AsiaSat 7 is a Hong Kong communications satellite, which is operated by the Hong Kong–based Asia Satellite Telecommunications Company (AsiaSat). It is positioned in geostationary orbit at a longitude of 105° East of the Greenwich Meridian, where it serves as a back-up for the AsiaSat 5 satellite and replaced AsiaSat 3S. It is used to provide fixed satellite services, including broadcasting, telephone and broadband very small aperture terminal (VSAT) communications, to Asia and the Pacific Ocean region.

== Satellite description ==
Space Systems/Loral and AsiaSat announced in May 2009, that it has been chosen to provide a new communications satellite, named AsiaSat 5C. In early 2010, the satellite was renamed AsiaSat 7. At launch, AsiaSat 7 had a mass of 3813 kg, and was expected to operate for fifteen years.
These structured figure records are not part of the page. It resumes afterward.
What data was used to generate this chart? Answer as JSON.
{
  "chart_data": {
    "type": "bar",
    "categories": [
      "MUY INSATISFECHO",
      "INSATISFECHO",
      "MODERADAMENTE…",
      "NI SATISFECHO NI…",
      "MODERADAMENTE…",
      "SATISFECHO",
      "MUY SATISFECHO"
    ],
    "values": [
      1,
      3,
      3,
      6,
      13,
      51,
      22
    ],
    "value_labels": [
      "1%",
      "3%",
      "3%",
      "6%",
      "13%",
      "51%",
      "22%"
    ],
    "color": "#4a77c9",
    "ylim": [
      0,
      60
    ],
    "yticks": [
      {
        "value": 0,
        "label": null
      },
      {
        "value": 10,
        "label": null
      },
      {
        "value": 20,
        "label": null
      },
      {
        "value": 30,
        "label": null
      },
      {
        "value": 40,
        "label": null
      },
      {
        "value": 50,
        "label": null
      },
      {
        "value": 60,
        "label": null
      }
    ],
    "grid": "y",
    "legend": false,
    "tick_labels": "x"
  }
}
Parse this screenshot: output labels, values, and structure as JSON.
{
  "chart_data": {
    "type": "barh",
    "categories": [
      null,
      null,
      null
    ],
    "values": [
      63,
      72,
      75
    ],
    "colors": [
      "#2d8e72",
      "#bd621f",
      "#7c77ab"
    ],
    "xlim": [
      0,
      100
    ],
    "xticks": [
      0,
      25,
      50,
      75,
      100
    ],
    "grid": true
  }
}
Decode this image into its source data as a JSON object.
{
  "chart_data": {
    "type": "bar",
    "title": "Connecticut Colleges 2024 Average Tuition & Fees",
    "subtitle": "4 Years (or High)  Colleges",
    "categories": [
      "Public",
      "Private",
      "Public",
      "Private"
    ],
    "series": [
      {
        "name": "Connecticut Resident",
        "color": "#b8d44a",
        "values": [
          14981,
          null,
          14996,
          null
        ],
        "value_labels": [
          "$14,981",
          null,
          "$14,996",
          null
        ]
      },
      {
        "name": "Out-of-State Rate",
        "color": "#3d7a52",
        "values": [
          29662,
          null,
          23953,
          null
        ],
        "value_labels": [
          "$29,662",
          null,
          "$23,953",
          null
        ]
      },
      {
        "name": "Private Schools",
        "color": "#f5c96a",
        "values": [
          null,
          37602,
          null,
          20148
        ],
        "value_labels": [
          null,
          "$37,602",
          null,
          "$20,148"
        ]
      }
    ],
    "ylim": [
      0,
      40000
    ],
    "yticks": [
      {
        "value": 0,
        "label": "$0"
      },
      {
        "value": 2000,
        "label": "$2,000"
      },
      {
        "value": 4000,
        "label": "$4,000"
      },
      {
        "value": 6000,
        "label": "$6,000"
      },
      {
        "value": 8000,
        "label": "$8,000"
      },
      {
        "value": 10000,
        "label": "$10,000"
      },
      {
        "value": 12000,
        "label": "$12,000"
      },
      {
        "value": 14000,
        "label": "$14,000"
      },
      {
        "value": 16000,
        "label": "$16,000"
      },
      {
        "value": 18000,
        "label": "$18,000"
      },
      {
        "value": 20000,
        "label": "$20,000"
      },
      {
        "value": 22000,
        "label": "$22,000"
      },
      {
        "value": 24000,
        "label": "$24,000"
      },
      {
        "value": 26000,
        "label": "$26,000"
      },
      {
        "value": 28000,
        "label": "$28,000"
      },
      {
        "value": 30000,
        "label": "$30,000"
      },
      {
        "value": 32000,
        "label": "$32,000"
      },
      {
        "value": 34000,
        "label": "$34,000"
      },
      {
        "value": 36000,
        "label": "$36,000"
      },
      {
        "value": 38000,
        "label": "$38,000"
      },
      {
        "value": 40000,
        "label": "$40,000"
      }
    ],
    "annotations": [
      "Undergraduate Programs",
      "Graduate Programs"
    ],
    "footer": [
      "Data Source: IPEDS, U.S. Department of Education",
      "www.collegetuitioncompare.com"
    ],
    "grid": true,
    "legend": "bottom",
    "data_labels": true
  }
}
It carries 26 C-band and 14 Ku-band transponders.

== Launch ==
AsiaSat 7 was built by Space Systems/Loral, and is based on the LS-1300 satellite bus. It is being launched by International Launch Services (ILS), using a Proton-M launch vehicle with a Briz-M upper stage. The launch was conducted from Site 200/39 at the Baikonur Cosmodrome in Kazakhstan, at 19:10:34 UTC on 25 November 2011. The Briz-M separated from the Proton-M nine minutes and forty-one seconds into the flight, and AsiaSat 7 separated from the Briz-M into a geosynchronous transfer orbit (GTO) nine hours and thirteen minutes after liftoff. It then raises itself into its final geostationary orbit.